Premier Mariano Rajoy will die mit den Hilfsmaßnahmen einhergehende Einschränkung der finanzpolitischen Souveränität Spaniens möglichst gering halten, um so den Ausverkauf des Landes zu verhindern. Es sind vor allem die Sparkassen, die unter den Folgen der geplatzten Immobilienblase leiden – und die im Fall einer Restrukturierung ihre umfangreichen Industriebeteiligungen abstoßen müßten. Sogenannte Geierfonds würden bereits auf diese Geschäftsgelegenheit warten, erklärte ein Analyst dem Manager Magazin. »Die wissen genau, daß die EU den Banken Auflagen als Gegenleistung für die Staatshilfen machen wird.« So könnten »attraktive Geschäftsfelder« und Industriebeteiligungen als »Schnäppchen« erworben werden.

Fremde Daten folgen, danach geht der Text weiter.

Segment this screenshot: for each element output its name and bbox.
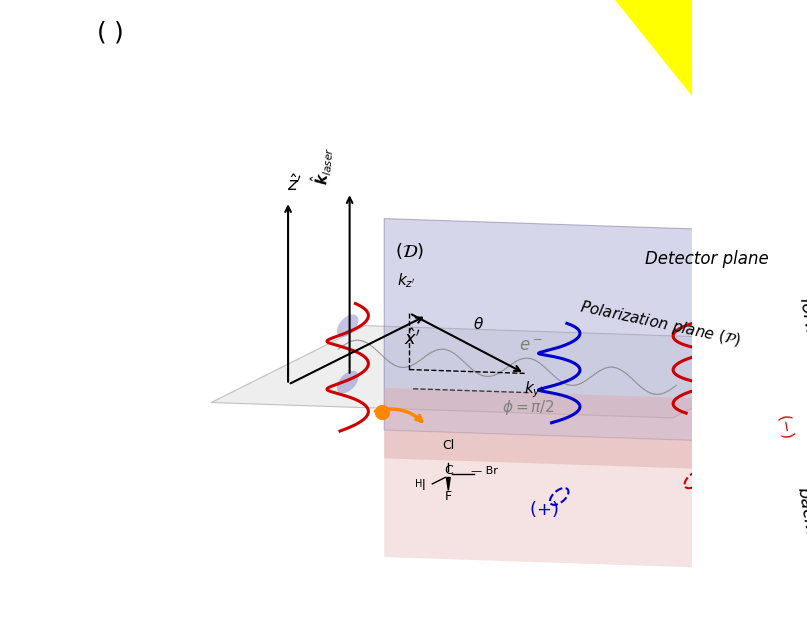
- Polygon shape: [337, 371, 358, 394]
- Text: $\hat{x}'$: $\hat{x}'$: [404, 328, 420, 349]
- Text: $\hat{z}'$: $\hat{z}'$: [287, 174, 302, 195]
- Text: $(-)$: $(-)$: [775, 412, 797, 440]
- Text: $\theta$: $\theta$: [474, 316, 484, 332]
- Text: forward: forward: [795, 297, 807, 369]
- Polygon shape: [211, 326, 807, 418]
- Text: Cl: Cl: [442, 438, 454, 452]
- Text: C: C: [444, 464, 453, 478]
- Polygon shape: [384, 430, 807, 572]
- Text: $(+)$: $(+)$: [529, 499, 558, 519]
- Text: Detector plane: Detector plane: [646, 250, 769, 268]
- Text: — Br: — Br: [470, 466, 498, 476]
- Text: Polarization plane $(\mathcal{P})$: Polarization plane $(\mathcal{P})$: [578, 297, 742, 350]
- Text: $k_{y'}$: $k_{y'}$: [525, 379, 544, 400]
- Text: backward: backward: [793, 486, 807, 574]
- Text: $(\mathcal{D})$: $(\mathcal{D})$: [395, 241, 424, 261]
- Text: F: F: [445, 490, 452, 503]
- Text: $\hat{\boldsymbol{k}}_{laser}$: $\hat{\boldsymbol{k}}_{laser}$: [309, 145, 337, 186]
- Text: $e^-$: $e^-$: [519, 337, 542, 355]
- Text: $\phi=\pi/2$: $\phi=\pi/2$: [502, 398, 555, 417]
- Polygon shape: [615, 0, 692, 96]
- Polygon shape: [384, 219, 769, 443]
- Text: $k_{z'}$: $k_{z'}$: [396, 271, 416, 290]
- Text: $(\ )$: $(\ )$: [96, 19, 123, 46]
- Polygon shape: [337, 315, 358, 337]
- Polygon shape: [446, 478, 450, 490]
- Polygon shape: [384, 388, 807, 473]
- Text: H$\mathbf{|}$: H$\mathbf{|}$: [414, 477, 426, 492]
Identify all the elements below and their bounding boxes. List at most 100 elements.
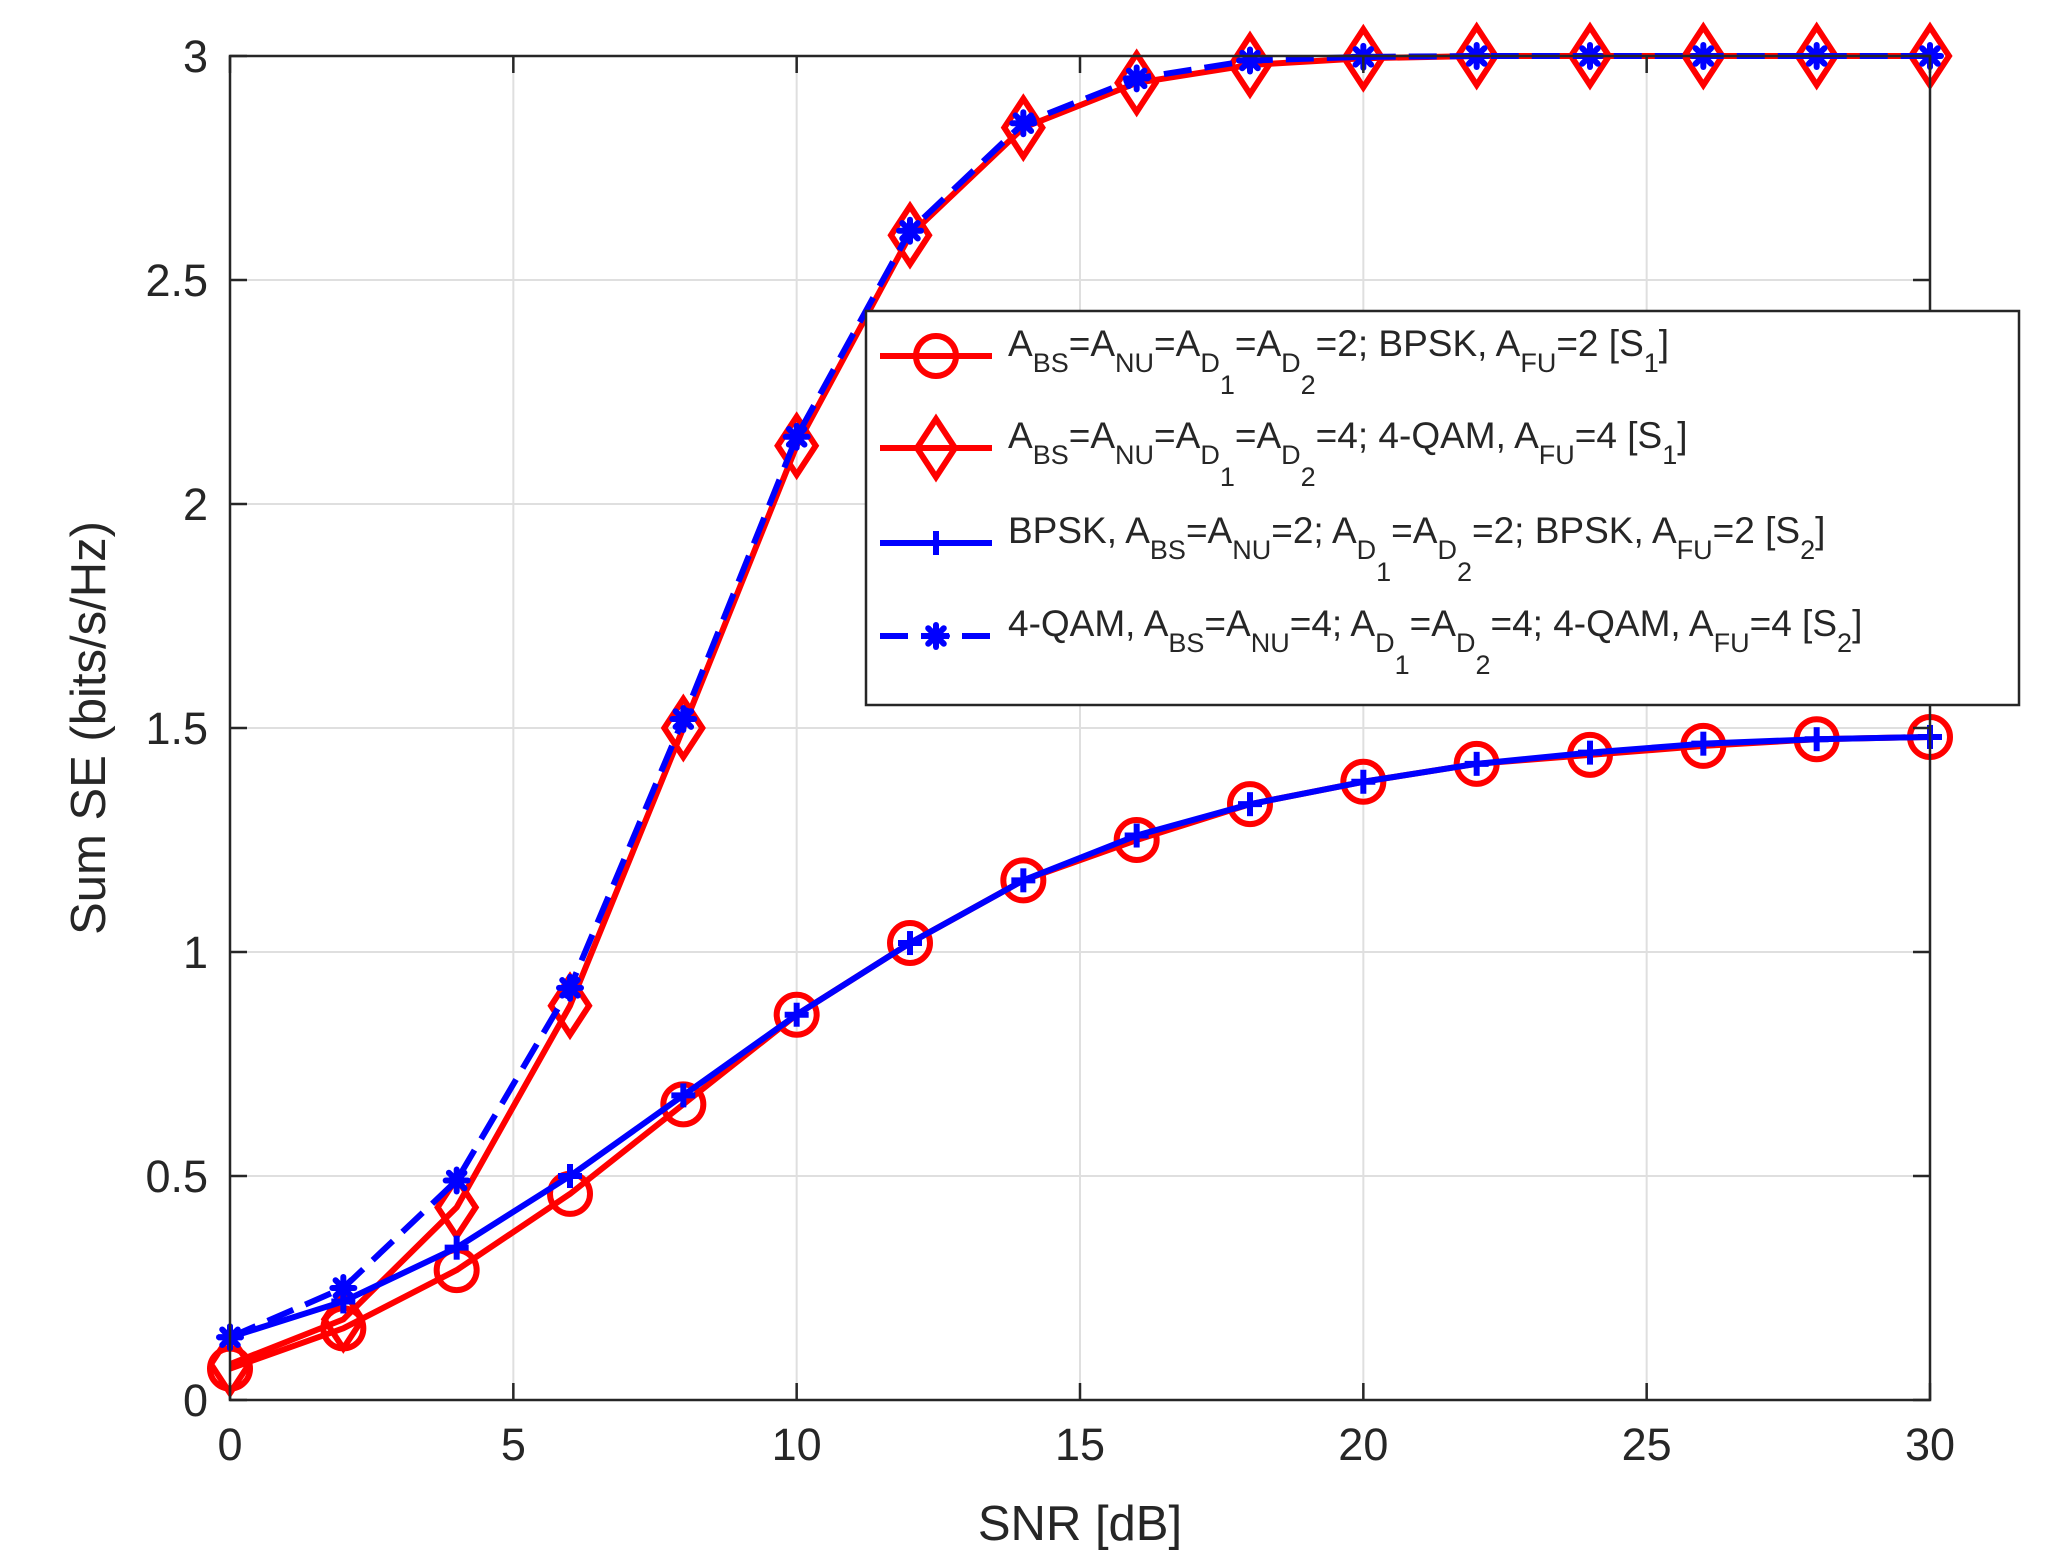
asterisk-marker [922,622,950,650]
legend-entry-s1-4qam: ABS=ANU=AD1=AD2=4; 4-QAM, AFU=4 [S1] [880,413,1688,492]
plus-marker [1351,769,1376,794]
x-axis-label: SNR [dB] [978,1497,1182,1551]
plus-marker [1238,792,1262,817]
diamond-marker [887,200,933,270]
diamond-marker [320,1284,366,1354]
legend-text-part: =A [1235,323,1282,364]
diamond-marker [1567,21,1613,91]
legend-label: ABS=ANU=AD1=AD2=2; BPSK, AFU=2 [S1] [1008,323,1669,400]
legend-text-part: =2; BPSK, A [1316,323,1521,364]
x-tick-label: 30 [1905,1419,1955,1470]
asterisk-marker [556,973,584,1002]
series-s2-bpsk [218,724,1942,1350]
legend-label: ABS=ANU=AD1=AD2=4; 4-QAM, AFU=4 [S1] [1008,415,1688,492]
asterisk-marker [329,1274,358,1302]
legend-subscript: D [1281,348,1301,378]
asterisk-marker [896,216,924,245]
legend-subscript: 1 [1220,462,1235,492]
legend-subscript: BS [1033,440,1069,470]
diamond-marker [913,413,959,483]
plus-marker [924,531,948,555]
legend-text-part: =2; A [1271,510,1357,551]
legend-text-part: =4 [S [1575,415,1662,456]
axis-ticks: 0 5 10 15 20 25 30 0 0.5 1 1.5 2 2.5 3 [145,31,1955,1470]
legend-subscript: 2 [1475,650,1490,680]
x-tick-label: 10 [772,1419,822,1470]
y-tick-label: 0 [183,1375,208,1426]
plus-marker [558,1164,582,1188]
diamond-marker [1000,93,1046,163]
legend: ABS=ANU=AD1=AD2=2; BPSK, AFU=2 [S1]ABS=A… [864,309,2021,707]
legend-subscript: NU [1232,535,1271,565]
legend-subscript: NU [1115,440,1154,470]
plus-marker [1124,823,1149,848]
y-tick-label: 1.5 [145,703,208,754]
plus-marker [1804,727,1829,752]
legend-subscript: FU [1714,628,1750,658]
plus-marker [1464,751,1489,776]
legend-text-part: =A [1186,510,1233,551]
circle-marker [1227,781,1273,828]
asterisk-marker [442,1166,471,1195]
legend-text-part: =4 [S [1750,603,1837,644]
legend-subscript: 2 [1301,462,1316,492]
plus-marker [898,931,922,956]
legend-text-part: BPSK, A [1008,510,1150,551]
plus-marker [671,1083,696,1108]
diamond-marker [1794,21,1840,91]
x-tick-label: 20 [1338,1419,1388,1470]
legend-subscript: 1 [1376,557,1391,587]
y-tick-label: 3 [183,31,208,82]
legend-entry-s2-bpsk: BPSK, ABS=ANU=2; AD1=AD2=2; BPSK, AFU=2 … [880,510,1825,587]
y-tick-label: 2 [183,479,208,530]
legend-text-part: ] [1659,323,1669,364]
diamond-marker [1454,21,1500,91]
legend-subscript: 2 [1457,557,1472,587]
y-tick-label: 1 [183,927,208,978]
legend-text-part: ] [1815,510,1825,551]
diamond-marker [1680,21,1726,91]
legend-subscript: FU [1520,348,1556,378]
legend-subscript: D [1375,628,1395,658]
legend-text-part: =A [1235,415,1282,456]
legend-text-part: =4; 4-QAM, A [1490,603,1713,644]
x-tick-label: 15 [1055,1419,1105,1470]
series-line-s2-bpsk [229,733,1931,1341]
legend-subscript: BS [1150,535,1186,565]
legend-label: BPSK, ABS=ANU=2; AD1=AD2=2; BPSK, AFU=2 … [1008,510,1825,587]
x-tick-label: 25 [1622,1419,1672,1470]
legend-subscript: 2 [1301,370,1316,400]
legend-subscript: 1 [1644,348,1659,378]
legend-subscript: D [1281,440,1301,470]
legend-subscript: FU [1677,535,1713,565]
diamond-marker [1340,23,1386,93]
asterisk-marker [1009,109,1038,138]
legend-text-part: =A [1410,603,1457,644]
legend-entry-s1-bpsk: ABS=ANU=AD1=AD2=2; BPSK, AFU=2 [S1] [880,323,1669,400]
legend-text-part: =A [1069,323,1116,364]
legend-text-part: 4-QAM, A [1008,603,1169,644]
asterisk-marker [1122,64,1151,93]
y-tick-label: 2.5 [145,255,208,306]
y-axis-label: Sum SE (bits/s/Hz) [62,521,116,935]
legend-subscript: D [1437,535,1457,565]
legend-text-part: =4; 4-QAM, A [1316,415,1539,456]
x-tick-label: 0 [217,1419,242,1470]
legend-subscript: NU [1251,628,1290,658]
legend-subscript: D [1357,535,1377,565]
legend-box [864,309,2021,707]
circle-marker [1340,758,1387,805]
circle-marker [913,333,959,379]
plus-marker [444,1235,469,1260]
legend-subscript: 1 [1395,650,1410,680]
asterisk-marker [669,705,698,734]
legend-text-part: =A [1204,603,1251,644]
circle-marker [887,920,933,967]
asterisk-marker [782,422,811,451]
legend-subscript: D [1200,440,1220,470]
legend-subscript: 2 [1800,535,1815,565]
legend-text-part: ] [1677,415,1687,456]
legend-text-part: =A [1069,415,1116,456]
legend-subscript: NU [1115,348,1154,378]
series-line-s2-4qam [228,53,1930,1341]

Die Wirkung der aktuellen Geldspritze wird aber vor allem deshalb verpuffen, weil die Milliarden nicht zur Belebung der spanischen Wirtschaft beitragen.

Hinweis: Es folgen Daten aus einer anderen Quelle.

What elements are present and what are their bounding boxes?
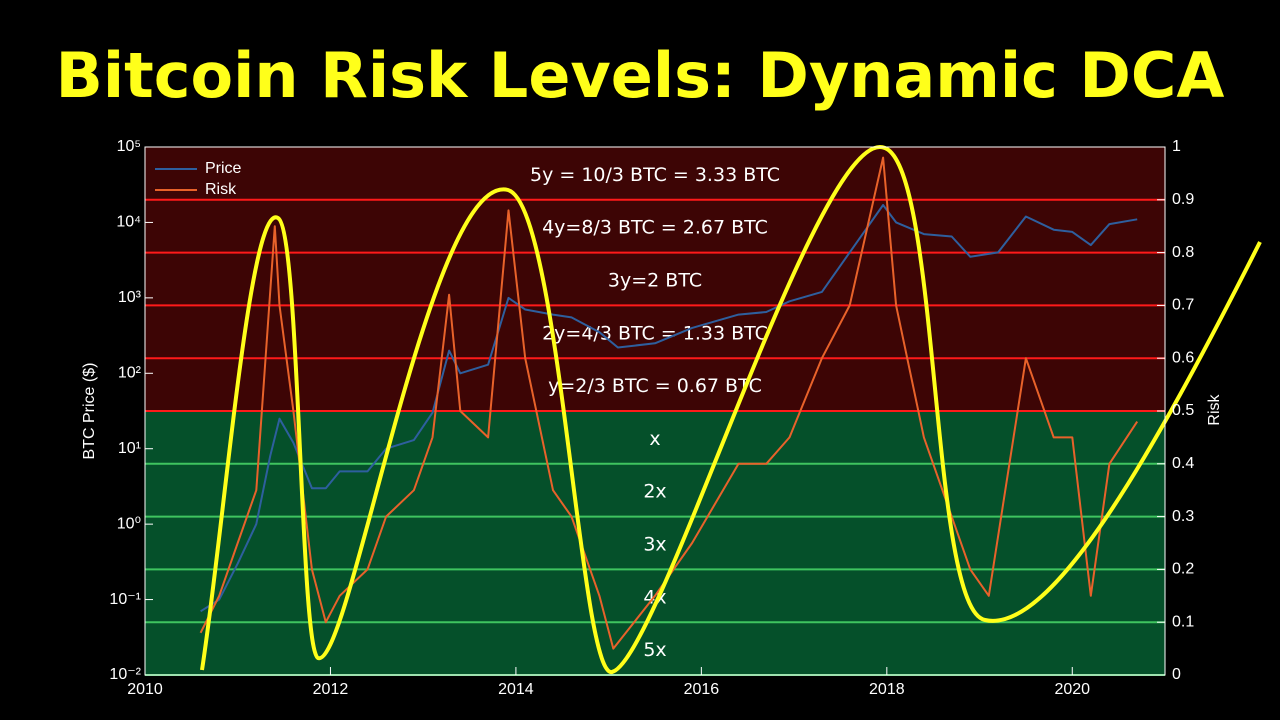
y-tick-label: 10⁵: [117, 138, 141, 155]
y2-tick-label: 0.1: [1172, 613, 1194, 630]
risk-band: [145, 411, 1165, 464]
y2-tick-label: 1: [1172, 138, 1181, 155]
risk-band: [145, 252, 1165, 306]
y2-axis-label: Risk: [1206, 393, 1223, 425]
y-tick-label: 10²: [118, 365, 142, 382]
series-line: [200, 204, 1138, 613]
band-label: 4y=8/3 BTC = 2.67 BTC: [542, 217, 768, 239]
y2-tick-label: 0.7: [1172, 297, 1194, 314]
risk-band: [145, 147, 1165, 200]
y2-tick-label: 0.3: [1172, 508, 1194, 525]
band-label: 2y=4/3 BTC = 1.33 BTC: [542, 322, 768, 344]
y2-tick-label: 0.8: [1172, 244, 1194, 261]
risk-band: [145, 305, 1165, 359]
risk-band: [145, 463, 1165, 517]
risk-band: [145, 199, 1165, 253]
legend-label: Price: [205, 160, 242, 177]
y2-tick-label: 0: [1172, 666, 1181, 683]
y2-tick-label: 0.9: [1172, 191, 1194, 208]
band-label: y=2/3 BTC = 0.67 BTC: [548, 375, 762, 397]
x-tick-label: 2016: [684, 681, 720, 698]
y-tick-label: 10¹: [118, 440, 141, 457]
y-tick-label: 10³: [118, 289, 142, 306]
band-label: x: [649, 428, 660, 450]
band-label: 5x: [643, 639, 666, 661]
x-tick-label: 2010: [127, 681, 163, 698]
y2-tick-label: 0.5: [1172, 402, 1194, 419]
legend-label: Risk: [205, 181, 237, 198]
risk-band: [145, 358, 1165, 411]
x-tick-label: 2018: [869, 681, 905, 698]
y-tick-label: 10⁻²: [109, 666, 141, 683]
band-label: 5y = 10/3 BTC = 3.33 BTC: [530, 164, 780, 186]
x-tick-label: 2020: [1054, 681, 1090, 698]
band-label: 3x: [643, 534, 666, 556]
y2-tick-label: 0.4: [1172, 455, 1194, 472]
x-tick-label: 2012: [313, 681, 349, 698]
y-tick-label: 10⁰: [117, 515, 141, 532]
y-axis-label: BTC Price ($): [81, 363, 98, 460]
x-tick-label: 2014: [498, 681, 534, 698]
band-label: 3y=2 BTC: [608, 270, 702, 292]
chart-title: Bitcoin Risk Levels: Dynamic DCA: [56, 39, 1225, 112]
y2-tick-label: 0.2: [1172, 561, 1194, 578]
y-tick-label: 10⁴: [116, 214, 141, 231]
band-label: 2x: [643, 481, 666, 503]
series-line: [199, 156, 1139, 650]
annotation-curve: [200, 145, 1262, 674]
y2-tick-label: 0.6: [1172, 349, 1194, 366]
y-tick-label: 10⁻¹: [109, 591, 141, 608]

Die Kürzungsprogramme schlagen auf die Binnennachfrage durch. Seit 2007 sind die Einzelhandelsumsätze bereits um rund 25 Prozent zurückgegangen. Hierdurch kollabierte auch die Industrieproduktion. Deren Ausstoß verringerte sich gegenüber April 2009 um 35 Prozent. Steuerausfälle und der Anstieg der Arbeitslosigkeit lassen das Haushaltsdefizit Madrids trotz immer neuer »Sparpakete« anschwellen. Die Rezession wird zudem das Volumen der notleidenden Kredite erhöhen und so selbst die beabsichtigte Stabilisierung des Finanzsektors untergraben.

Wolkenkuckucksheim

Obwohl diese Entwicklung alle europäischen Krisenstaaten erfaßt hat und die Euro-Zone auf einen Kollaps zusteuert, weigert sich die BRD-Politik, von dem »Sparkurs« abzurücken. Deutsche Politiker lebten »in einem Wolkenkuckucksheim« kritisierte Wirtschafts-Nobelpreisträger Paul Krugman. »Wenn höchste Repräsentanten Deutschlands dermaßen von der Wirklichkeit entkoppelt sind, welche Chancen hat Europa noch?«

Wie groß die Spannungen in der Euro-Zone inzwischen sind, machten die Reaktionen auf die Kreditkonditionen für Spanien deutlich. Selbst beim neoliberalen Musterschüler Irland löste diese Bevorzugung »Hoffnungen auf zusätzliches Entgegenkommen« bei den Auflagen aus, berichtete die Neue Züricher Zeitung. In Italien, dessen Wirtschaftsabschwung andauert, würden hingegen laut der Frankfurter Allgemeinen Zeitung (FAZ) immer häufiger Forderungen nach Euro-Bonds laut. Berlin werde inzwischen »von Ministerpräsident Mario Monti hart kritisiert«, so die FAZ. Am deutlichsten wurden griechische Linkspolitiker, die sich in ihrem Beharren auf einer gänzlichen Rücknahme des Spardiktats bestätigt fühlten. Die »Nachrichten aus Spanien bestätigen unsere Position, daß es sich bei der Krise um ein paneuropäisches Problem handelt«, erklärte der Vorsitzende der griechischen Partei Syriza, Alexis Tsipras, in einem Zeitungsinterview. Der bisherige Politikansatz sei »komplett ineffektiv und sozial desaströs« gewesen und müsse umgehend revidiert werden.